Hibbs, 38, owns a San Francisco shop called Comix Experience. He stood up against mighty Marvel Entertainment, the nation's largest comic-book publisher, and prevailed in a lawsuit charging the company with failing to uphold its contract with retailers.
As a result of the case being settled, thousands of comic sellers worldwide will qualify this month for a week or two of free Marvel comics -- a windfall worth on average $2,000 per store.
"That might not sound like much," Hibbs told me. "But when you're a small business, that's your electricity bill for six months."
A spokeswoman for Marvel declined to comment on the issues raised in the lawsuit or the settlement terms.
The case centered on returns of unsold comics. Typically, a comic-book retailer buys his inventory at a wholesale price of as much as 55 percent off the roughly $3 cover price.
In return for that discount, the retailer agrees to swallow any unsold copies. But Marvel, as with other leading comic publishers, previously made allowances for returns under certain circumstances (the contract has since been changed).
One such circumstance, according to the company's former agreement with sellers, was to take back all unsold copies if a particular issue arrived late in stores.

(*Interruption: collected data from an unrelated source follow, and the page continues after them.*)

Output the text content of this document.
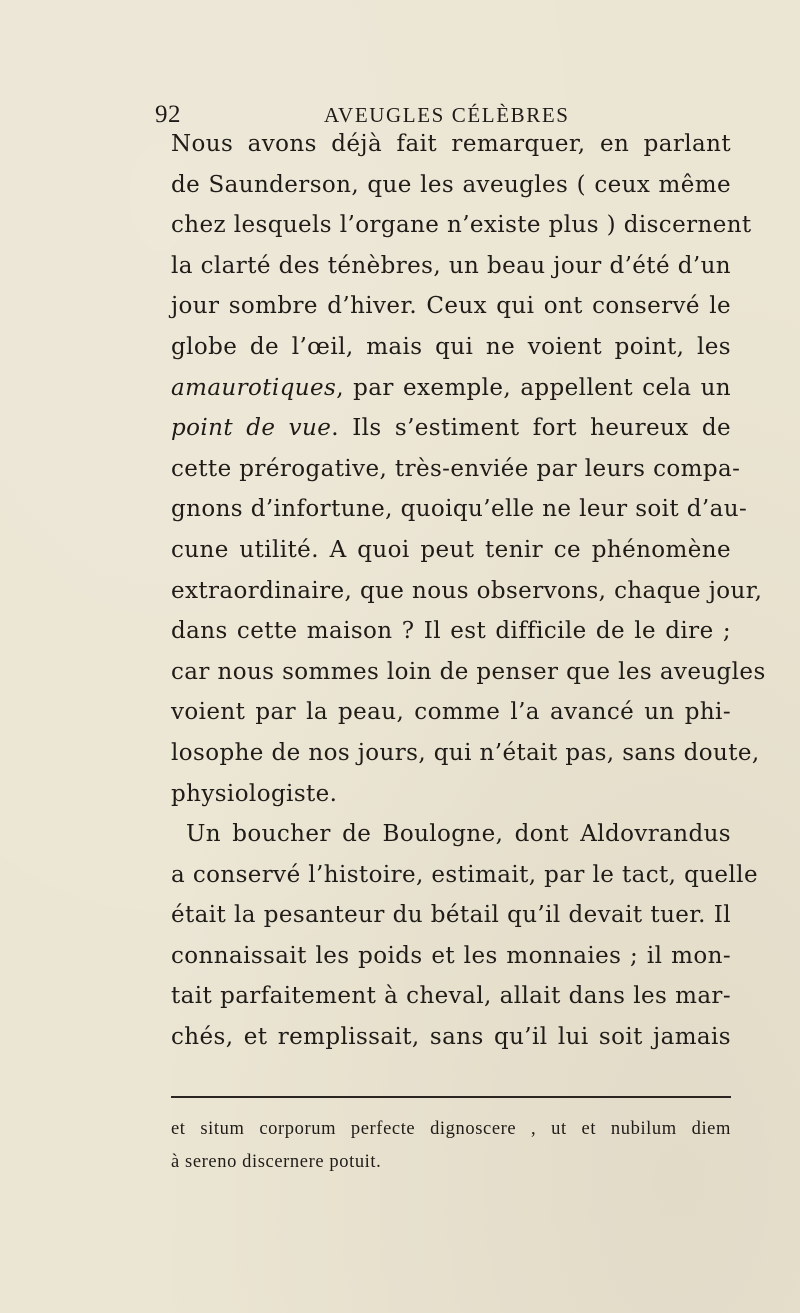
92	AVEUGLES CÉLÈBRES
Nous avons déjà fait remarquer, en parlant
de Saunderson, que les aveugles ( ceux même
chez lesquels l’organe n’existe plus ) discernent
la clarté des ténèbres, un beau jour d’été d’un
jour sombre d’hiver. Ceux qui ont conservé le
globe de l’œil, mais qui ne voient point, les
amaurotiques, par exemple, appellent cela un
point de vue. Ils s’estiment fort heureux de
cette prérogative, très-enviée par leurs compa-
gnons d’infortune, quoiqu’elle ne leur soit d’au-
cune utilité. A quoi peut tenir ce phénomène
extraordinaire, que nous observons, chaque jour,
dans cette maison ? Il est difficile de le dire ;
car nous sommes loin de penser que les aveugles
voient par la peau, comme l’a avancé un phi-
losophe de nos jours, qui n’était pas, sans doute,
physiologiste.
Un boucher de Boulogne, dont Aldovrandus
a conservé l’histoire, estimait, par le tact, quelle
était la pesanteur du bétail qu’il devait tuer. Il
connaissait les poids et les monnaies ; il mon-
tait parfaitement à cheval, allait dans les mar-
chés, et remplissait, sans qu’il lui soit jamais
et situm corporum perfecte dignoscere , ut et nubilum diem
à sereno discernere potuit.
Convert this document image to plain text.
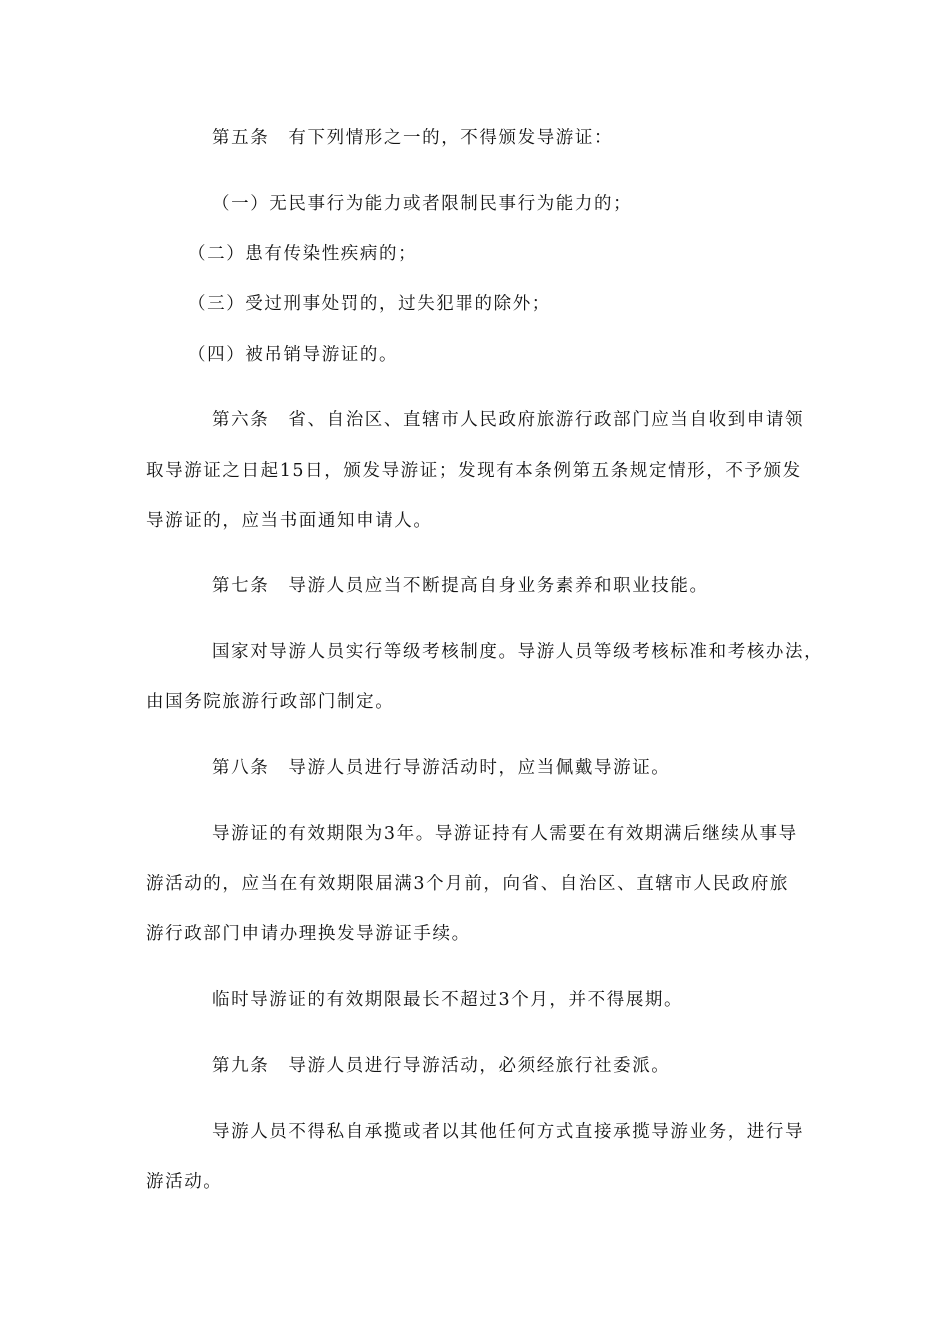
第五条　有下列情形之一的，不得颁发导游证：
（一）无民事行为能力或者限制民事行为能力的；
（二）患有传染性疾病的；
（三）受过刑事处罚的，过失犯罪的除外；
（四）被吊销导游证的。
第六条　省、自治区、直辖市人民政府旅游行政部门应当自收到申请领
取导游证之日起15日，颁发导游证；发现有本条例第五条规定情形，不予颁发
导游证的，应当书面通知申请人。
第七条　导游人员应当不断提高自身业务素养和职业技能。
国家对导游人员实行等级考核制度。导游人员等级考核标准和考核办法，
由国务院旅游行政部门制定。
第八条　导游人员进行导游活动时，应当佩戴导游证。
导游证的有效期限为3年。导游证持有人需要在有效期满后继续从事导
游活动的，应当在有效期限届满3个月前，向省、自治区、直辖市人民政府旅
游行政部门申请办理换发导游证手续。
临时导游证的有效期限最长不超过3个月，并不得展期。
第九条　导游人员进行导游活动，必须经旅行社委派。
导游人员不得私自承揽或者以其他任何方式直接承揽导游业务，进行导
游活动。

Another was if different writers or artists ended up working on a specific comic instead of the ones promoted in advance to readers -- a key point for collectors.
Hibbs said he started noticing in 2000 that some lesser-known Marvel titles were arriving late to his store on a fairly routine basis. Then the tardiness expanded to the company's biggest names, including Spider-Man and the X-Men.
"This started becoming a big issue," Hibbs said. "When a comic doesn't ship when someone's expecting it, people will spend their money on another title. We were starting to see unsold books really mounting up."
To a lesser extent, he said, comics went unbought around the same time because a writer or artist had been switched. Hibbs recalled a handful of Spider-Man issues that came with unexpected names attached.
The way it's supposed to work, he said, is that the distributor of the comics will enclose a return form with the next shipment for any unsold issues resulting from a late delivery or editorial changes. But Hibbs said no return forms were ever included for Marvel titles.
He said he contacted Marvel to ask what the holdup was. "They did everything they could to stall us and give us the runaround," Hibbs said.
"I think the management at Marvel saw us as a captive audience and that we had no power," he said. "They thought they could get away with ignoring their own contract."
They were wrong.
Hibbs found an attorney who saw merit in his case and, in 2002, filed a class-action lawsuit against the New York publishing house. The suit worked its way through the system and, finally, a settlement was reached in August 2004.
"It took a year for the court to approve it," said Nancy Ledy-Gurren, Hibbs' attorney. "It became final on Sept. 30 of this year, and Marvel now has 30 days to issue its credits."
Under the terms of the settlement, more than 5,000 comic-book sellers are eligible for a credit toward future Marvel purchases to cover a percentage of losses incurred between January 1998 and March 2003.
The agreement specifies that Marvel denies any wrongdoing.
Still, the company changed its contract with retailers in 2003. It no longer allows returns even if a title ships late. However, Marvel has granted comic sellers more latitude to adjust their orders at the last minute, thus giving stores greater control over inventory.
"They never said this change was a result of the lawsuit," observed Rory Root, owner of Comic Relief, a Berkeley comic-book store. "But there's no doubt in anyone's mind that this was the case."
He said the settlement with Marvel is a big boon to comic merchants, who are often in business as a labor of love and tend to scrape by on relatively slim profit margins.
"Comics retailing has always been an undercapitalized business," Root said. "As a David-versus-Goliath thing, this was a pretty big case."
Marvel has enjoyed steady success since emerging from bankruptcy in 1998. Its Spider-Man and X-Men franchises have become blockbuster movies, and the company last month said it had secured $525 million in financing to produce other films based on its characters.
In April, Marvel announced it had reached a settlement with its chairman emeritus, Stan Lee, who had sued over royalties from movies based on characters he co-created, including Spider-Man and the Hulk. Terms of the settlement weren't disclosed.
Marvel went public in 1998. Its main rival, DC Comics, is owned by media giant Time Warner.
At Comix Experience, Hibbs said he's feeling really good about the outcome of his case.
"In Spider-Man, we learn that with great power comes great responsibility," he said. "I feel like I helped Marvel understand that."